Illegal immigrants hurt Oregon workers

Letter date: 
Friday, October 28, 2016
Letter publisher: 
OregonLive.com
Letter author: 
Richard F. LaMountain
Letter body: 


Do illegal immigrants benefit Oregon's economy? Oregon House Speaker Tina Kotek and Sen. Michael Dembrow believe so.

Both Portland Democrats recently called for federal action to legalize the presence of many so-called "undocumented" workers. To make their case, Kotek and Dembrow leaned heavily on a study titled "The Contributions of New Americans in Oregon," published recently by the Michael Bloomberg-founded Partnership for a New American Economy.

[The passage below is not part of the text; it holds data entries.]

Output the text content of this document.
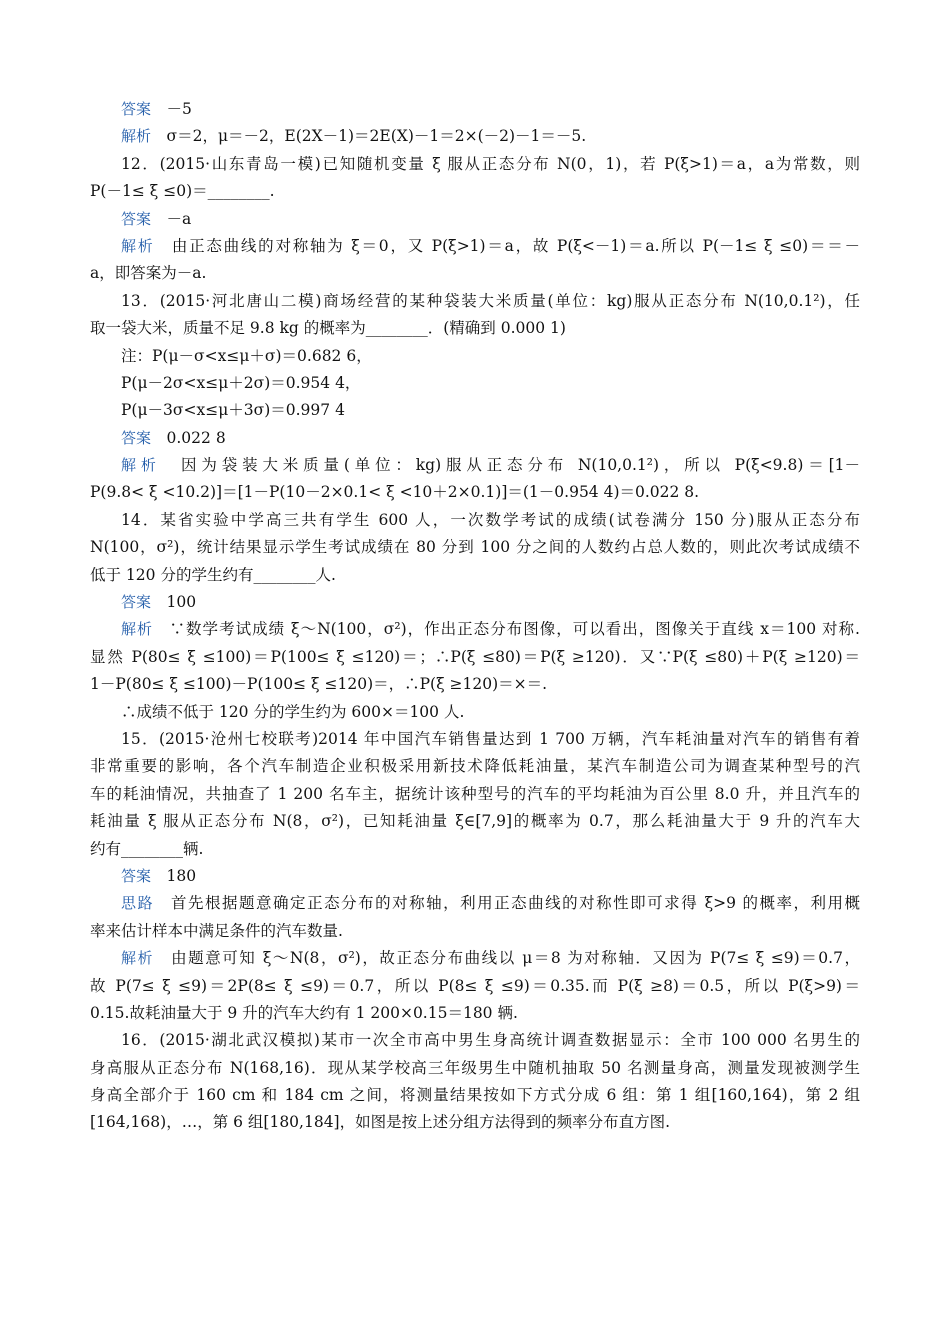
答案　－5
解析　σ＝2，μ＝－2，E(2X－1)＝2E(X)－1＝2×(－2)－1＝－5.
12．(2015·山东青岛一模)已知随机变量 ξ 服从正态分布 N(0，1)，若 P(ξ>1)＝a，a为常数，则
P(－1≤ ξ ≤0)＝________.
答案　－a
解析　由正态曲线的对称轴为 ξ＝0，又 P(ξ>1)＝a，故 P(ξ<－1)＝a.所以 P(－1≤ ξ ≤0)＝＝－
a，即答案为－a.
13．(2015·河北唐山二模)商场经营的某种袋装大米质量(单位：kg)服从正态分布 N(10,0.1²)，任
取一袋大米，质量不足 9.8 kg 的概率为________．(精确到 0.000 1)
注：P(μ－σ<x≤μ＋σ)＝0.682 6，
P(μ－2σ<x≤μ＋2σ)＝0.954 4，
P(μ－3σ<x≤μ＋3σ)＝0.997 4
答案　0.022 8
解析　因为袋装大米质量(单位：kg)服从正态分布 N(10,0.1²)，所以 P(ξ<9.8)＝[1－
P(9.8< ξ <10.2)]＝[1－P(10－2×0.1< ξ <10＋2×0.1)]＝(1－0.954 4)＝0.022 8.
14．某省实验中学高三共有学生 600 人，一次数学考试的成绩(试卷满分 150 分)服从正态分布
N(100，σ²)，统计结果显示学生考试成绩在 80 分到 100 分之间的人数约占总人数的，则此次考试成绩不
低于 120 分的学生约有________人.
答案　100
解析　∵数学考试成绩 ξ～N(100，σ²)，作出正态分布图像，可以看出，图像关于直线 x＝100 对称.
显然 P(80≤ ξ ≤100)＝P(100≤ ξ ≤120)＝；∴P(ξ ≤80)＝P(ξ ≥120)．又∵P(ξ ≤80)＋P(ξ ≥120)＝
1－P(80≤ ξ ≤100)－P(100≤ ξ ≤120)＝，∴P(ξ ≥120)＝×＝.
∴成绩不低于 120 分的学生约为 600×＝100 人.
15．(2015·沧州七校联考)2014 年中国汽车销售量达到 1 700 万辆，汽车耗油量对汽车的销售有着
非常重要的影响，各个汽车制造企业积极采用新技术降低耗油量，某汽车制造公司为调查某种型号的汽
车的耗油情况，共抽查了 1 200 名车主，据统计该种型号的汽车的平均耗油为百公里 8.0 升，并且汽车的
耗油量 ξ 服从正态分布 N(8，σ²)，已知耗油量 ξ∈[7,9]的概率为 0.7，那么耗油量大于 9 升的汽车大
约有________辆.
答案　180
思路　首先根据题意确定正态分布的对称轴，利用正态曲线的对称性即可求得 ξ>9 的概率，利用概
率来估计样本中满足条件的汽车数量.
解析　由题意可知 ξ～N(8，σ²)，故正态分布曲线以 μ＝8 为对称轴．又因为 P(7≤ ξ ≤9)＝0.7，
故 P(7≤ ξ ≤9)＝2P(8≤ ξ ≤9)＝0.7，所以 P(8≤ ξ ≤9)＝0.35.而 P(ξ ≥8)＝0.5，所以 P(ξ>9)＝
0.15.故耗油量大于 9 升的汽车大约有 1 200×0.15＝180 辆.
16．(2015·湖北武汉模拟)某市一次全市高中男生身高统计调查数据显示：全市 100 000 名男生的
身高服从正态分布 N(168,16)．现从某学校高三年级男生中随机抽取 50 名测量身高，测量发现被测学生
身高全部介于 160 cm 和 184 cm 之间，将测量结果按如下方式分成 6 组：第 1 组[160,164)，第 2 组
[164,168)，…，第 6 组[180,184]，如图是按上述分组方法得到的频率分布直方图.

The study, however, is riddled with omissions and misrepresentations that mask illegal immigrants' harm to Oregonians — particularly the most economically vulnerable among them. One of the study's most dubious claims: Oregon's illegal immigrants "are not displacing the U.S.-born, but rather taking jobs few Americans are interested in pursuing."

The study places the number of illegal immigrants in Oregon at about 114,000. (The immigration control advocacy group, Federation for American Immigration Reform, however, puts the number at 170,000.) Eighty-five percent of them, says the Partnership for a New American Economy, are "in the prime of their working years, or ranging in age from 25 to 64." The great majority of illegal immigrants are also poorly-educated: "It is currently estimated that 57 percent of the adult illegal-immigrant population (has) not completed high school," Vernon M. Briggs Jr., professor emeritus at Cornell University, wrote recently.

What does that mean for the job prospects of Oregon's lower-skilled U.S. citizens? The law of supply and demand is simple: A huge influx of lower-skilled illegal immigrants will create an oversupply of labor in industries that rely heavily on manual workers. That oversupply will intensify competition between illegal immigrants and lower-skilled American workers. And it will depress wages to the point where many American workers can't afford to take them — but illegal immigrants will.

Illegal immigrants comprise some 5 percent of the U.S. labor force. In Oregon in 2014, they "made up 13.3 percent of all employees in (the) accommodation and food-services industry, a sector that includes dishwashers, food-preparation workers, and short-order cooks," the Partnership for a New American Economy report says. "They also accounted for more than 1 in 10 workers employed in the administrative, support, and waste-management services sector, as well as 28.1 percent of workers in the agriculture industry."

Is this evidence that Americans shy from physically-arduous jobs? No. In Montana, South Dakota, Vermont and other lower-immigration states, crops still get harvested, lawns mowed and tables bussed — overwhelmingly by U.S. citizens. As per Americans and manual work, "the only catch is that they want to make enough money to actually be able to support their families," writes David Seminara of the Center for Immigration Studies. "When companies offer attractive wages and benefits, they generally have little trouble finding American workers to do jobs in ... fields like garbage collection, custodial work and dishwashing."

But when illegal immigrants overinflate the labor supply, take jobs, and drive down wages and benefits, they contribute to environments like in Oregon. Here, some 220,000 people — most of them American — are officially unemployed, "marginally attached to the labor force" or part-time workers wanting full-time work, according to the state Employment Department.

Clearly, a plethora of cheap illegal labor harms Oregon's lowest-skilled U.S. citizens. Rather than champion illegal immigrants, Kotek and Dembrow should introduce bills in the 2017 legislative session mandating that state employers use the federal E-Verify system to vet new hires for proof of legal U.S. presence. This would help shrink Oregon's illegal-immigrant population and, in doing so, re-employ jobless Americans — the people to whom elected state officials are responsible.

Richard F. LaMountain, a Cedar Mill resident, is vice president of Oregonians for Immigration Reform.